2. Description of the Related Art
A turbomachine is made up of numerous parts having, for the most part, transverse extensions in relation to its rotational axis, on which transverse extensions are exerted axial forces generated by the pressures of the air in which they bathe. The existing multiple cavities of pressurized air thus create stresses upon the turning parts (rotors) and upon the fixed parts (stators), which stresses add to the aerodynamic stresses exerted on the blades. Whereas the stresses incurred by the stators are sustained by the different casings, those experienced by the rotors add to these and their resultant is absorbed by the thrust bearing which supports the corresponding rotation shaft. It is necessary to control, for all loads, the level of stresses applied to the bearing, in order to ensure that these stresses are neither too strong, in which case there would be a risk of damage to the bearing, nor too weak, in which case there would be a risk of support losses and of possible vibratory phenomena in the axial direction. In general terms, for reasons of controlling the axial clearance of the compressor, it is arranged that the resulting thrust exerted on the shaft shall be directed forwards.
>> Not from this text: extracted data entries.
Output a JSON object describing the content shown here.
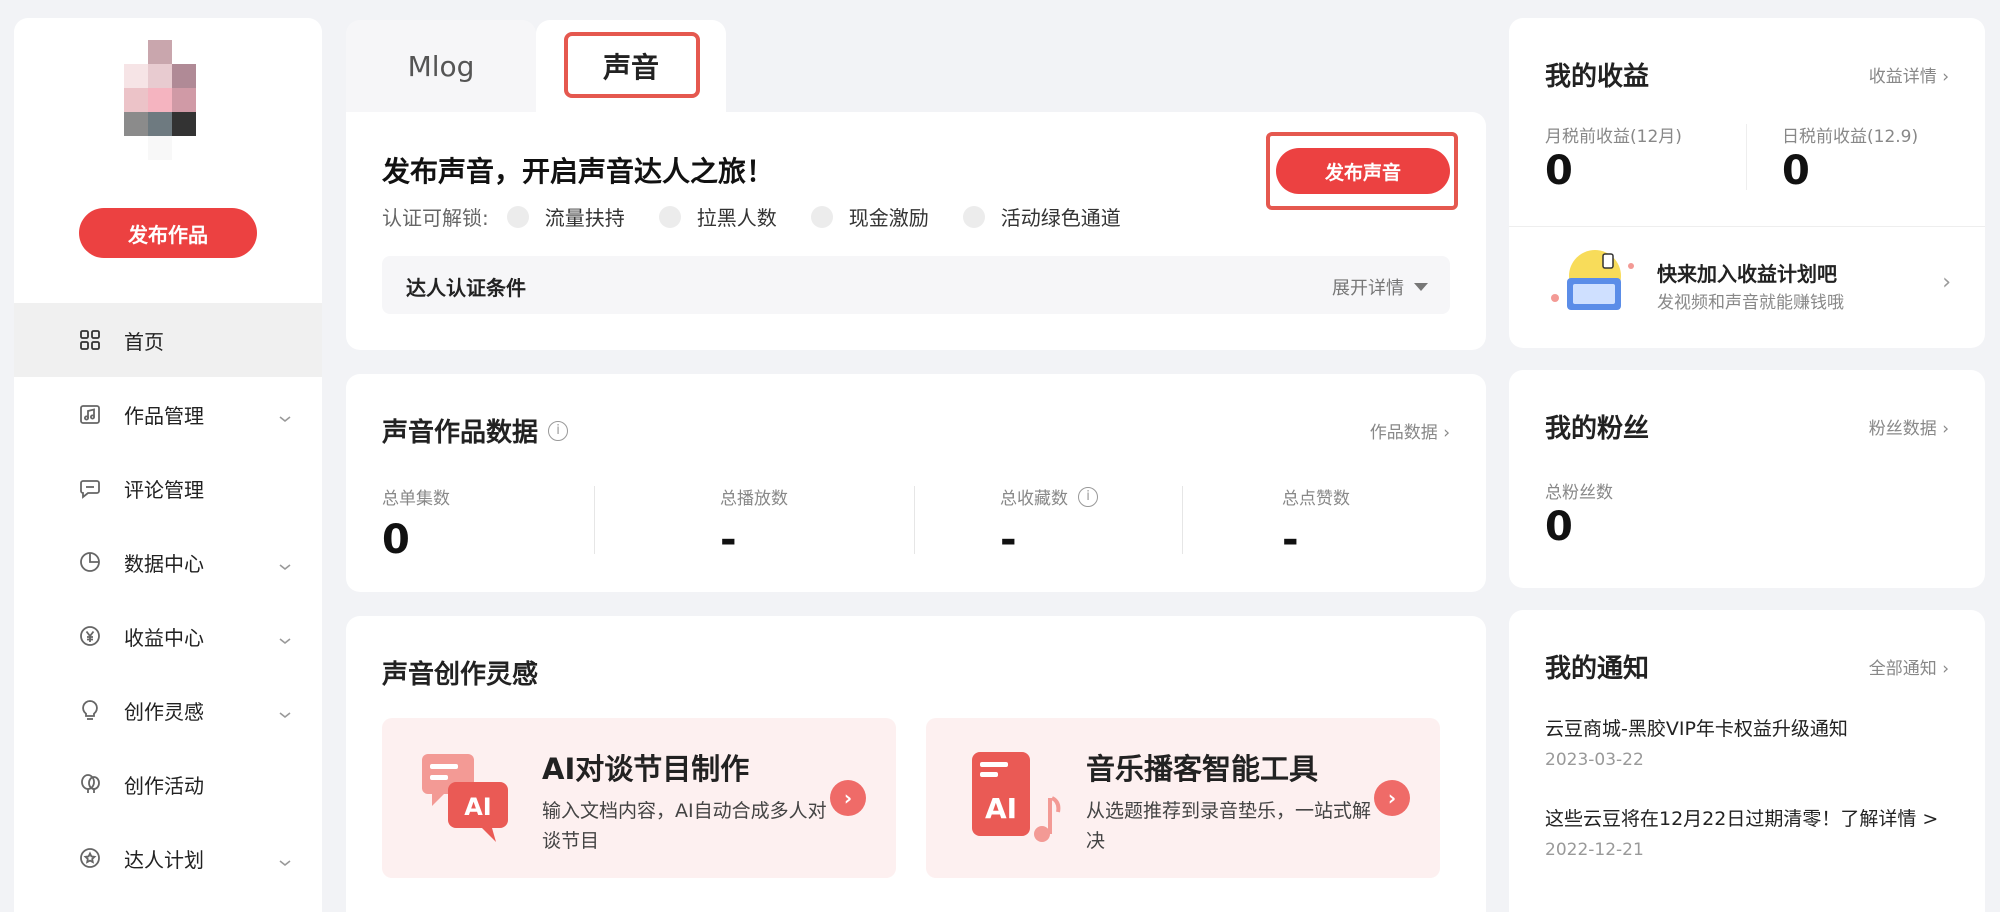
{
  "sidebar": {
    "publish_button": "发布作品",
    "items": [
      {
        "label": "首页",
        "icon": "grid-icon",
        "has_chevron": false,
        "active": true
      },
      {
        "label": "作品管理",
        "icon": "music-doc-icon",
        "has_chevron": true
      },
      {
        "label": "评论管理",
        "icon": "comment-icon",
        "has_chevron": false
      },
      {
        "label": "数据中心",
        "icon": "pie-chart-icon",
        "has_chevron": true
      },
      {
        "label": "收益中心",
        "icon": "yen-icon",
        "has_chevron": true
      },
      {
        "label": "创作灵感",
        "icon": "lightbulb-icon",
        "has_chevron": true
      },
      {
        "label": "创作活动",
        "icon": "balloon-icon",
        "has_chevron": false
      },
      {
        "label": "达人计划",
        "icon": "star-badge-icon",
        "has_chevron": true
      }
    ]
  },
  "tabs": [
    {
      "label": "Mlog"
    },
    {
      "label": "声音"
    }
  ],
  "publish": {
    "title": "发布声音，开启声音达人之旅！",
    "unlock_label": "认证可解锁:",
    "perks": [
      "流量扶持",
      "拉黑人数",
      "现金激励",
      "活动绿色通道"
    ],
    "publish_button": "发布声音",
    "conditions_label": "达人认证条件",
    "expand_label": "展开详情"
  },
  "stats": {
    "title": "声音作品数据",
    "link": "作品数据",
    "items": [
      {
        "label": "总单集数",
        "value": "0"
      },
      {
        "label": "总播放数",
        "value": "-"
      },
      {
        "label": "总收藏数",
        "value": "-"
      },
      {
        "label": "总点赞数",
        "value": "-"
      }
    ]
  },
  "inspiration": {
    "title": "声音创作灵感",
    "items": [
      {
        "title": "AI对谈节目制作",
        "desc": "输入文档内容，AI自动合成多人对谈节目",
        "art_label": "AI"
      },
      {
        "title": "音乐播客智能工具",
        "desc": "从选题推荐到录音垫乐，一站式解决",
        "art_label": "AI"
      }
    ]
  },
  "earnings": {
    "title": "我的收益",
    "link": "收益详情",
    "monthly_label": "月税前收益(12月)",
    "monthly_value": "0",
    "daily_label": "日税前收益(12.9)",
    "daily_value": "0",
    "plan_title": "快来加入收益计划吧",
    "plan_sub": "发视频和声音就能赚钱哦"
  },
  "fans": {
    "title": "我的粉丝",
    "link": "粉丝数据",
    "total_label": "总粉丝数",
    "total_value": "0"
  },
  "notices": {
    "title": "我的通知",
    "link": "全部通知",
    "items": [
      {
        "title": "云豆商城-黑胶VIP年卡权益升级通知",
        "date": "2023-03-22"
      },
      {
        "title": "这些云豆将在12月22日过期清零！了解详情 >",
        "date": "2022-12-21"
      }
    ]
  },
  "colors": {
    "accent": "#ec4141",
    "highlight_border": "#e5584f",
    "bg": "#f2f3f6"
  }
}
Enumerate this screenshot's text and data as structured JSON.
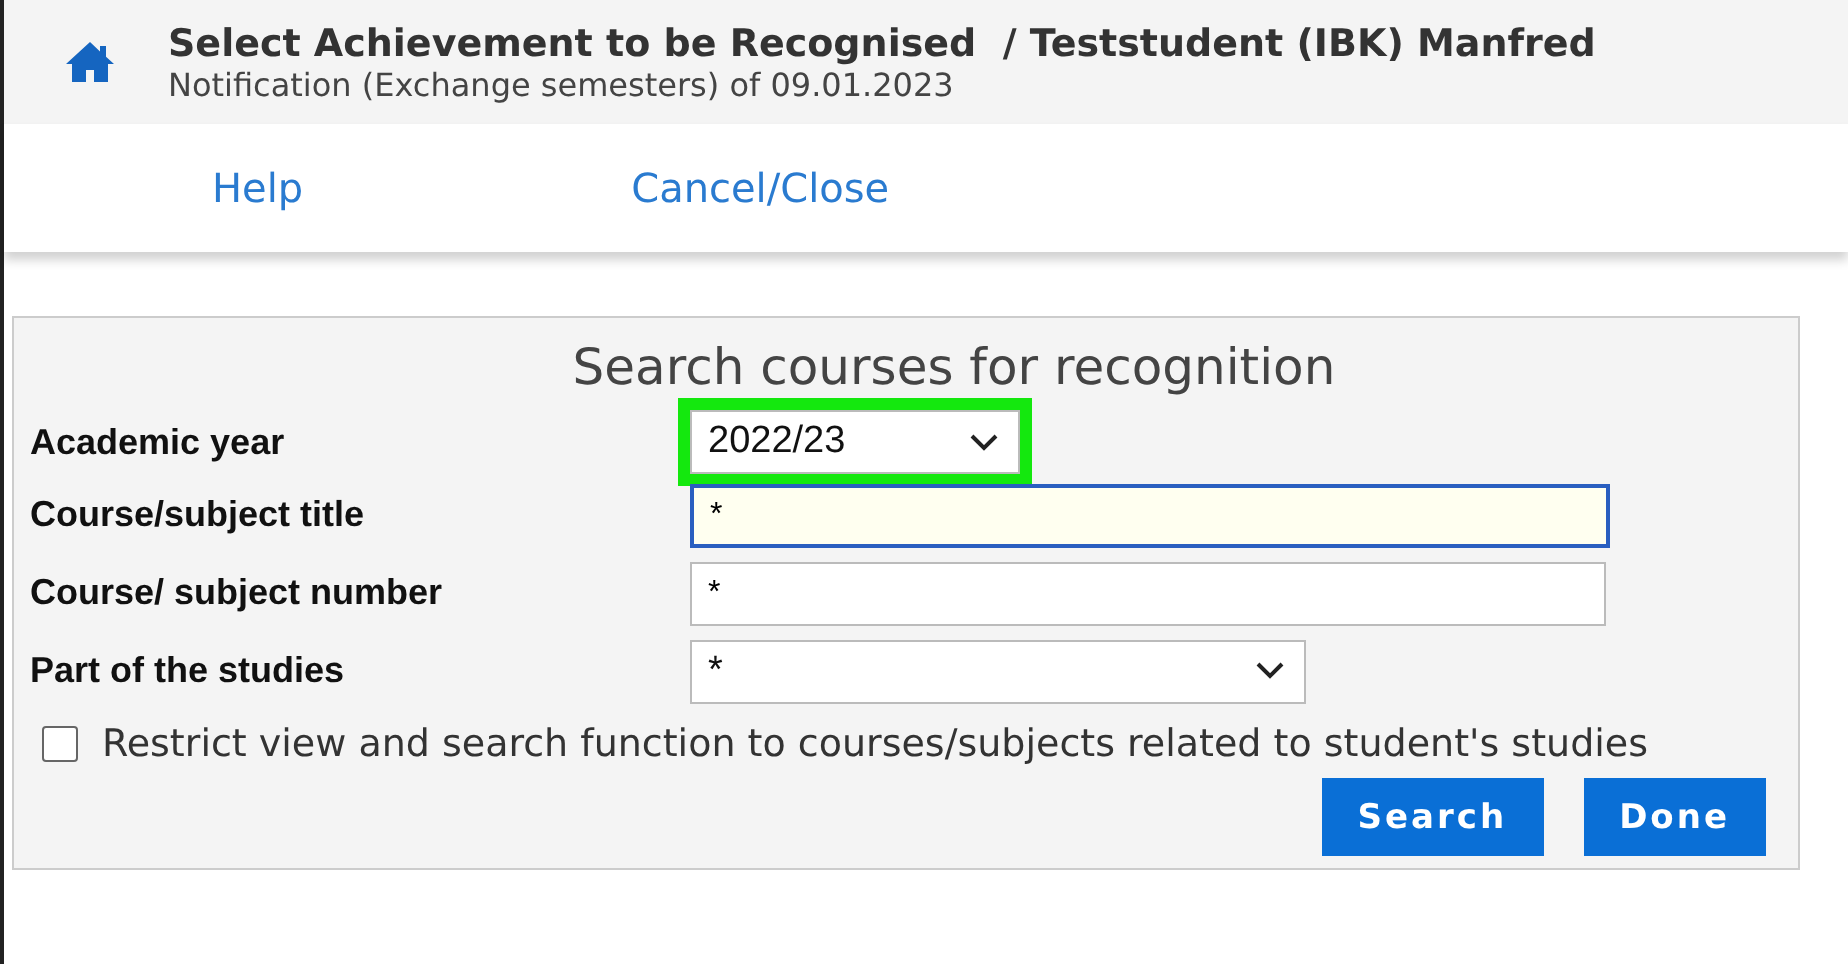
{
  "header": {
    "title": "Select Achievement to be Recognised  / Teststudent (IBK) Manfred",
    "subtitle": "Notification (Exchange semesters) of 09.01.2023"
  },
  "nav_links": [
    "Help",
    "Cancel/Close"
  ],
  "search_panel": {
    "title": "Search courses for recognition",
    "fields": [
      {
        "label": "Academic year",
        "kind": "select",
        "value": "2022/23",
        "focused": false,
        "highlighted": true
      },
      {
        "label": "Course/subject title",
        "kind": "text",
        "value": "*",
        "focused": true,
        "highlighted": false
      },
      {
        "label": "Course/ subject number",
        "kind": "text",
        "value": "*",
        "focused": false,
        "highlighted": false
      },
      {
        "label": "Part of the studies",
        "kind": "select",
        "value": "*",
        "focused": false,
        "highlighted": false
      }
    ],
    "restrict_option": {
      "label": "Restrict view and search function to courses/subjects related to student's studies",
      "checked": false
    },
    "buttons": [
      "Search",
      "Done"
    ]
  }
}
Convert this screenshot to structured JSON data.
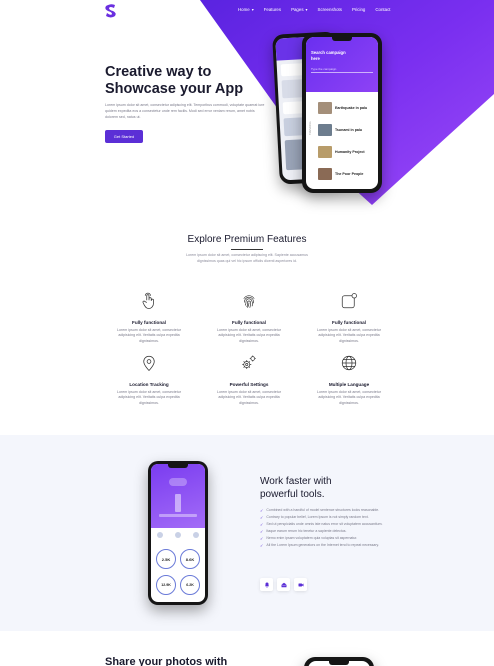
{
  "brand": {
    "logo_letter": "S",
    "accent": "#5b2fd6",
    "accent_light": "#8b3ff5"
  },
  "nav": {
    "items": [
      {
        "label": "Home",
        "has_caret": true
      },
      {
        "label": "Features",
        "has_caret": false
      },
      {
        "label": "Pages",
        "has_caret": true
      },
      {
        "label": "Screenshots",
        "has_caret": false
      },
      {
        "label": "Pricing",
        "has_caret": false
      },
      {
        "label": "Contact",
        "has_caret": false
      }
    ]
  },
  "hero": {
    "title_line1": "Creative way to",
    "title_line2": "Showcase your App",
    "text": "Lorem ipsum dolor sit amet, consectetur adipiscing elit. Temporibus commodi, voluptate quaerat iure quidem expedita eos a consectetur unde rem facilis. Modi sed error veniam rerum, amet nobis dolorem sed, natus ut.",
    "button": "Get Started",
    "phone_screen": {
      "title": "Search campaign here",
      "search_placeholder": "Type the campaign",
      "side_label": "TRENDING",
      "items": [
        {
          "title": "Earthquake in palu"
        },
        {
          "title": "Tsunami in palu"
        },
        {
          "title": "Humanity Project"
        },
        {
          "title": "The Poor People"
        }
      ]
    }
  },
  "features": {
    "title": "Explore Premium Features",
    "text": "Lorem ipsum dolor sit amet, consectetur adipiscing elit. Sapiente accusamus dignissimos quas qui vel hic ipsum officiis dicenti asperiores id.",
    "items": [
      {
        "icon": "touch-icon",
        "title": "Fully functional",
        "text": "Lorem ipsum dolor sit amet, consectetur adipisicing elit. Veritatis culpa expedita dignissimos."
      },
      {
        "icon": "fingerprint-icon",
        "title": "Fully functional",
        "text": "Lorem ipsum dolor sit amet, consectetur adipisicing elit. Veritatis culpa expedita dignissimos."
      },
      {
        "icon": "notification-icon",
        "title": "Fully functional",
        "text": "Lorem ipsum dolor sit amet, consectetur adipisicing elit. Veritatis culpa expedita dignissimos."
      },
      {
        "icon": "location-icon",
        "title": "Location Tracking",
        "text": "Lorem ipsum dolor sit amet, consectetur adipisicing elit. Veritatis culpa expedita dignissimos."
      },
      {
        "icon": "gears-icon",
        "title": "Powerful Settings",
        "text": "Lorem ipsum dolor sit amet, consectetur adipisicing elit. Veritatis culpa expedita dignissimos."
      },
      {
        "icon": "globe-icon",
        "title": "Multiple Language",
        "text": "Lorem ipsum dolor sit amet, consectetur adipisicing elit. Veritatis culpa expedita dignissimos."
      }
    ]
  },
  "work": {
    "title_line1": "Work faster with",
    "title_line2": "powerful tools.",
    "list": [
      "Combined with a handful of model sentence structures looks reasonable.",
      "Contrary to popular belief, Lorem Ipsum is not simply random text.",
      "Sed ut perspiciatis unde omnis iste natus error sit voluptatem accusantium.",
      "Itaque earum rerum hic tenetur a sapiente delectus.",
      "Nemo enim ipsam voluptatem quia voluptas sit aspernatur.",
      "All the Lorem Ipsum generators on the Internet tend to repeat necessary."
    ],
    "tool_icons": [
      "bell-icon",
      "mail-icon",
      "video-icon"
    ],
    "phone": {
      "stat1": "2.5K",
      "stat2": "8.6K",
      "stat3": "12.9K",
      "stat4": "6.2K"
    }
  },
  "share": {
    "title": "Share your photos with"
  }
}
In the case of a turbomachine comprising a centrifugal compressor, the downstream face of the compressor constitutes a disc extending transversely over the whole of the section of the engine and it can be the focus of considerable stresses, as a function of the pressure exerted thereon. The pressure exerted in the cavity situated downstream of this face constitutes a fundamental element for controlling the thrust exerted on the thrust bearing; it is important, however, that it is controlled perfectly. Examples of such turbomachines are given by the patent applications filed by the Applicant and published under references EP 1881181 and EP 1882825.
As can be seen in FIG. 1, where it is represented in dotted lines, a portion of the air flow emanating from the centrifugal compressor is drawn off in order to feed or pressurize cavities associated with the turbine of the engine. This air makes its way in the first place towards the shaft of the engine, skirting the downstream face of the centrifugal compressor, before taking a longitudinal direction, and its pressure determines the resulting forwardly directed stress which has to be managed. Owing to the rotation of the impeller of the centrifugal compressor, this air is imparted with a rotational movement and its velocity comprises a not insignificant tangential component, by comparison with its centripetal component. This tangential velocity is traditionally expressed by a coefficient Kd, the so-called drag coefficient, which is equal to the ratio between the tangential velocity of the drawn-off air and the linear velocity of the impeller at the considered point. This coefficient therefore has a value which is variable as a function of the radial distance at the considered point, and this generally decreases from the outside towards the central portion of the downstream face of the impeller, owing to a natural correction of the flow towards a more centripetal direction.
The presence of a tangential component for the velocity of the fluid, which is of no practical interest, has the drawback of reducing its static pressure and thus lessening the force applied to the downstream face of the centrifugal compressor. The consequence of this is an axial thrust resultant oriented potentially rearwards, or at least oriented upstream but with insufficient support, which is contrary to the aspired aim to comply with the dimensioning specifications of the turbomachine.